Sie schaute mich an, als hätte ich etwas Schlimmes gesagt.
»Ich bin sicher, für sie ist es mehr als nur ein Job.«
»Ja, bestimmt.« Ich bemerkte, daß ich immer noch den Stoffhasen in der Hand hielt. Ich streichelte ihm noch einmal den Bauch und stellte ihn auf die Fensterbank zurück. Cindy schaute mir dabei zu und spielte mit ihrem Zopf.
»Tut mir leid, daß ich so aufbrausend war, aber was Sie eben gesagt haben - daß Dr. Eves nur tut, was ihr Job von ihr verlangt -, hat mich daran erinnert, wie sehr ich in meinem Job, als Mutter, versage. Aber wer sollte einem das auch beibringen?«
»Was Sie im Moment durchmachen, hat wenig mit normalen Mutterpflichten zu tun«, versuchte ich sie zu trösten, worauf sie mit einem flüchtigen, traurigen Lächeln reagierte. Das Lächeln einer Madonna.
Und diese Madonna sollte ein Ungeheuer sein?
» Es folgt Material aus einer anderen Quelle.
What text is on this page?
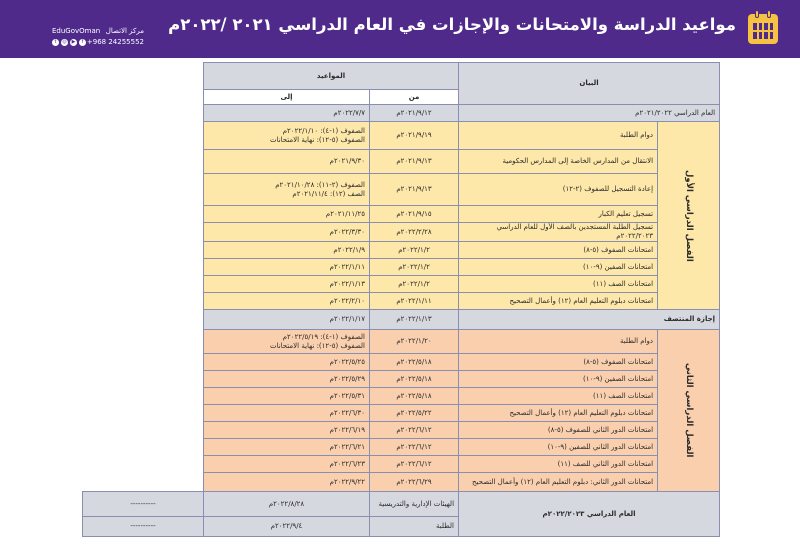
مواعيد الدراسة والامتحانات والإجازات في العام الدراسي ٢٠٢١ /٢٠٢٢م
EduGovOman مركز الاتصال
t	◎ ▶	f +968 24255552
البيان		المواعيد		
		من	إلى	
العام الدراسي ٢٠٢١/٢٠٢٢م		٢٠٢١/٩/١٢م	٢٠٢٢/٧/٧م	

الفصل الدراسي الأول	دوام الطلبة	٢٠٢١/٩/١٩م	الصفوف (١-٤): ٢٠٢٢/١/١٠م
الصفوف (٥-١٢): نهاية الامتحانات	

	الانتقال من المدارس الخاصة إلى المدارس الحكومية	٢٠٢١/٩/١٣م	٢٠٢١/٩/٣٠م	
	إعادة التسجيل للصفوف (٢-١٢)	٢٠٢١/٩/١٣م	الصفوف (٢-١١): ٢٠٢١/١٠/٢٨م
الصف (١٢): ٢٠٢١/١١/٤م	

	تسجيل تعليم الكبار	٢٠٢١/٩/١٥م	٢٠٢١/١١/٢٥م	
	تسجيل الطلبة المستجدين بالصف الأول للعام الدراسي ٢٠٢٢/٢٠٢٣م	٢٠٢٢/٢/٢٨م	٢٠٢٢/٣/٣٠م	
	امتحانات الصفوف (٥-٨)	٢٠٢٢/١/٢م	٢٠٢٢/١/٩م	
	امتحانات الصفين (٩-١٠)	٢٠٢٢/١/٢م	٢٠٢٢/١/١١م	
	امتحانات الصف (١١)	٢٠٢٢/١/٢م	٢٠٢٢/١/١٣م	
	امتحانات دبلوم التعليم العام (١٢) وأعمال التصحيح	٢٠٢٢/١/١١م	٢٠٢٢/٢/١٠م	
إجازة المنتصف		٢٠٢٢/١/١٣م	٢٠٢٢/١/١٧م	

الفصل الدراسي الثاني	دوام الطلبة	٢٠٢٢/١/٢٠م	الصفوف (١-٤): ٢٠٢٢/٥/١٩م
الصفوف (٥-١٢): نهاية الامتحانات	

	امتحانات الصفوف (٥-٨)	٢٠٢٢/٥/١٨م	٢٠٢٢/٥/٢٥م	
	امتحانات الصفين (٩-١٠)	٢٠٢٢/٥/١٨م	٢٠٢٢/٥/٢٩م	
	امتحانات الصف (١١)	٢٠٢٢/٥/١٨م	٢٠٢٢/٥/٣١م	
	امتحانات دبلوم التعليم العام (١٢) وأعمال التصحيح	٢٠٢٢/٥/٢٢م	٢٠٢٢/٦/٣٠م	
	امتحانات الدور الثاني للصفوف (٥-٨)	٢٠٢٢/٦/١٢م	٢٠٢٢/٦/١٩م	
	امتحانات الدور الثاني للصفين (٩-١٠)	٢٠٢٢/٦/١٢م	٢٠٢٢/٦/٢١م	
	امتحانات الدور الثاني للصف (١١)	٢٠٢٢/٦/١٢م	٢٠٢٢/٦/٢٣م	
	امتحانات الدور الثاني: دبلوم التعليم العام (١٢) وأعمال التصحيح	٢٠٢٢/٦/٢٩م	٢٠٢٢/٩/٢٢م	
العام الدراسي ٢٠٢٢/٢٠٢٣م		الهيئات الإدارية والتدريسية	٢٠٢٢/٨/٢٨م	----------
		الطلبة	٢٠٢٢/٩/٤م	----------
Stephanie hatte mich gebeten, ohne Vorurteile an den Fall heranzugehen, doch mir war klar, daß ihr Verdacht mein Ausgangspunkt war, ob ich wollte oder nicht.
Bis jetzt konnte ich nichts offensichtlich Krankhaftes feststellen. Keine Anzeichen emotionaler Labilität, keine offene Affektiertheit, kein pathologisches Heischen nach Aufmerksamkeit. Und doch fragte ich mich, ob es ihr auf ihre stille, unauffällige Art nicht gelungen war, sich in den Mittelpunkt zu rücken. Zu Beginn hatte sie über Cassie geredet, doch am Ende ging es um ihr Versagen als Mutter.
Schon wie sie sich präsentierte - der Zopf, den sie wie einen Rosenkranz befingerte, das ungeschminkte Gesicht, die für ihre gesellschaftliche Stellung auffällig einfache Kleidung. Man konnte es als eine Dramaturgie der Gegensätze betrachten: Unter ihresgleichen würde sie ohne Zweifel auffallen.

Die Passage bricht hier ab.